Dans le stationnement jouxtant la cour de l'école secondaire Gabriel-Le Courtois, la famille Marin grelotte en attendant la sortie des élèves. Maryse Marin déplie une feuille qu'elle montre à d'autres parents. C'est une pétition qui a circulé parmi les élèves, il y a deux ans, contre sa fille Jessica, 15 ans, grande amie de Marjorie Raymond.

«Ceux qui trouvent que Jessica est une voleuse, menteuse, bitch, conne, profiteuse, stooleuse, droguée, manipulatrice et plus encore, signez votre nom en bas.» Près d'une vingtaine de noms s'alignent jusqu'au bas de la page.

«Qu'est-ce qu'avait fait l'école? Rien», dit Mme Marin. Ou si peu, ajoute-t-elle. Pas assez, en tout cas, pour empêcher des élèves de s'en prendre encore à sa fille, il y a 15 jours. «Nous, on voit nos enfants à la maison, dit Maryse Marin. Mais quand ils arrivent à l'école, on ne sait plus ce qui se passe. Est-ce qu'on les écoute suffisamment? Comment les aider si on ne les écoute pas?»

À ses côtés, ses nièces Romane et Coralie, arrivées la veille de Rosemère pour participer à la cérémonie d'envol de ballons à la mémoire de Marjorie Raymond, qui s'est enlevé la vie lundi. Elles ont connu Marjorie lors des visites estivales chez leur cousine. Chacune tient à la main un petit ballon blanc prêt à être lâché dans le ciel, dans une cérémonie des élèves à la mémoire de l'adolescente qui s'est tenue hier matin.

«Il faut toujours qu'il arrive quelque chose pour réaliser qu'on est allé trop loin», soupire Romane. Elles ont elles-mêmes été victimes de violences commises par des jeunes de la région. «Une fille d'ici m'a déjà sauté dessus parce qu'elle était jalouse de moi à cause de mon chum», dit Romane Marin, 16 ans. Sa tante Maryse hoche la tête. «Ils étaient une quinzaine autour d'elle quand on est intervenus», dit-elle.

Manque de surveillants ?

L'intimidation et la violence sont-elles pires à Sainte-Anne-des-Monts qu'ailleurs? Les trois haussent les épaules. Coralie, 13 ans, se demande s'il y a suffisamment de surveillance. «Dans mon école, où il y a seulement deux années de secondaire, il y a quatre surveillants.» «Ici, dit Mme Marin, il n'y en a qu'un seul.»

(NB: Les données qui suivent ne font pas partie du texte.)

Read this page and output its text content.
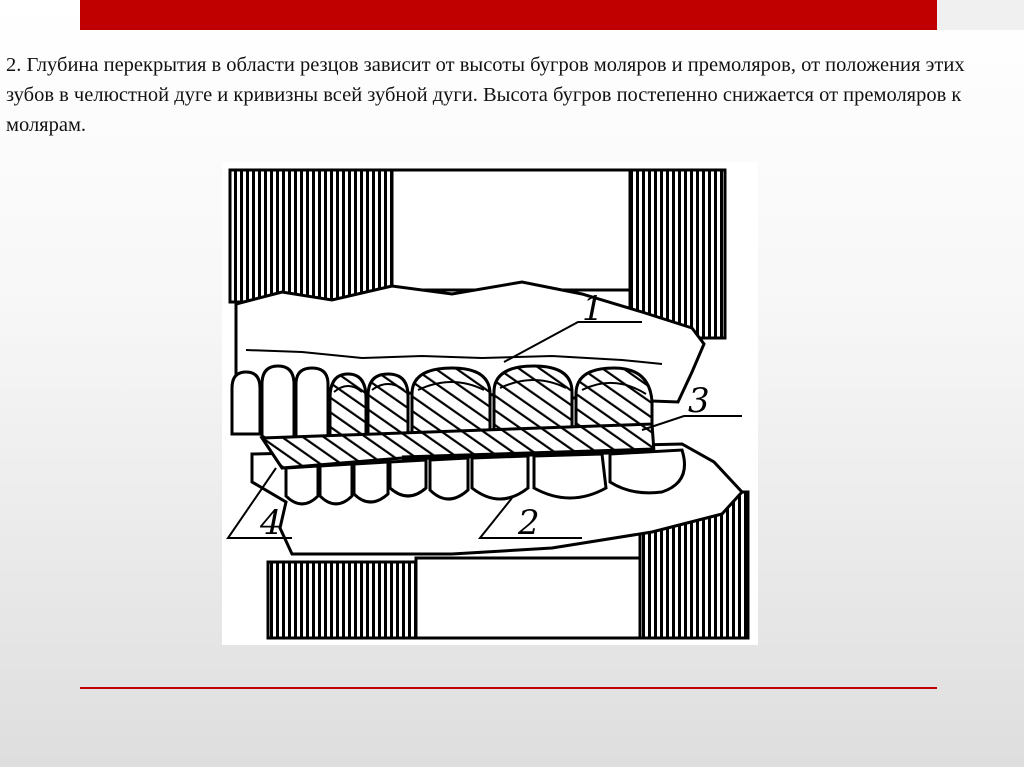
2. Глубина перекрытия в области резцов зависит от высоты бугров моляров и премоляров, от положения этих зубов в челюстной дуге и кривизны всей зубной дуги. Высота бугров постепенно снижается от премоляров к молярам.

1
3
2
4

«Dans toutes les écoles, c'est la même chose. Il y a une petite rencontre avec la direction, puis on donne une suspension à ceux qui ont intimidé quelqu'un, dit Coralie. Mais une suspension, c'est comme des vacances pour eux.»

Et l'intimidation ne se déroule pas qu'à l'école. «Même une fois à la maison, ça se poursuit sur Facebook», rappelle Coralie.

«Mais je crois que ça doit être pire en région, ajoute-t-elle. Parce qu'il y a une seule école secondaire. Chez nous, on peut changer d'école, il y en a plusieurs. Ici, on n'a pas le choix.»

La mère de Marjorie, Chantale Larose, avait d'ailleurs tenté de la changer d'école. «L'été dernier, je lui avais dit qu'elle pourrait aller aux cours pour adultes, a-t-elle expliqué, jeudi, lors d'un entretien. Mais il faut avoir 16 ans. Elle n'a pas pu attendre.»